原発だって「絶対安全」と言っていたけれど、でも…という事態になっている。「でも」の世界をSFで見て、「そう、起こるかも しれないよね。ディックの『アンドロイドは電気羊の夢を見るか?』(*8) みたいな世界だってくるかもしれないよね」と思って自分の抱えている「こればっかりじゃないんじゃないかな」という感覚に安心するかんじですね。

取材写真1
(*6) ディック

Phillip K.Dick(1928〜1982) アメリカのSF作家。代表作に『アンドロイドは電気羊の夢をみるか?』『高い城の男』などがある。
(*7) ブラッドベリ

Ray Bradbury(1920〜) アメリカのSF作家。代表作に『火星年代記』『華氏451度』などがある。美しい文章で未来の世界の儚さを描く。
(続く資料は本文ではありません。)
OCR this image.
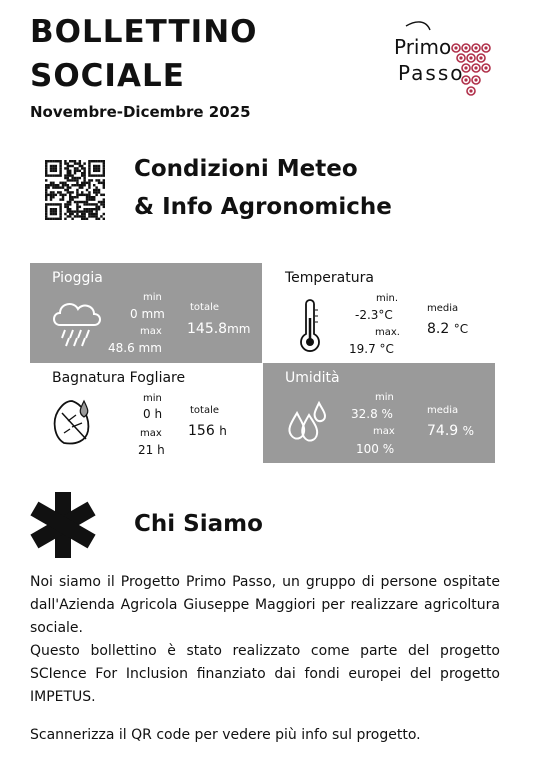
BOLLETTINO
SOCIALE
Novembre-Dicembre 2025
Primo
Passo
Condizioni Meteo
& Info Agronomiche
Pioggia
min
0 mm
max
48.6 mm
totale
145.8mm
Temperatura
min.
-2.3°C
max.
19.7 °C
media
8.2 °C
Bagnatura Fogliare
min
0 h
max
21 h
totale
156 h
Umidità
min
32.8 %
max
100 %
media
74.9 %
Chi Siamo
Noi siamo il Progetto Primo Passo, un gruppo di persone ospitate dall'Azienda Agricola Giuseppe Maggiori per realizzare agricoltura sociale.
Questo bollettino è stato realizzato come parte del progetto SCIence For Inclusion finanziato dai fondi europei del progetto IMPETUS.
Scannerizza il QR code per vedere più info sul progetto.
萩尾望都もブラッドベリの短編を選び『ウは宇宙船のウ』として漫画化している。

(*8) 『アンドロイドは電気羊の夢を見るか?』(1968年)

舞台は放射能に覆われた地球。多くの人類が地球の外に移住する中で、地球に残った男は火星から逃亡してきた8体のアンドロイドを処理しようとする。

終わりに

萩尾望都が口にした「人間が理解しあうのは本当に難しい。なまじわかりあえると思わないほうがいい」という冷たい決意のようなことば。しかしそれは単なる諦めではない。その後には「たまに奇跡のようにわかりあえる瞬間がある」と続く。

他者を理解するのは不可能である。しかしだからこそ、時に訪れる、人とわかりあうことができる瞬間は、うつくしい。これこそが、青臭くも「人は理解しあえない」「人間は孤独だ」という真理に気付き悲しんだ中学・高校時代の私に、萩尾望都やその他の少女漫画家が教えてくれたことだ。

他にも、萩尾望都は人間の複雑さについて・社会の抱える矛盾について妥協せずあくまで論理的に考え続ける―優れた創作者なのだ、ということが、私たちの拙い質問に言葉を選びながらゆっくりと答えてくださったその姿勢からひしひしと伝わってきた。とても素敵な時間だった。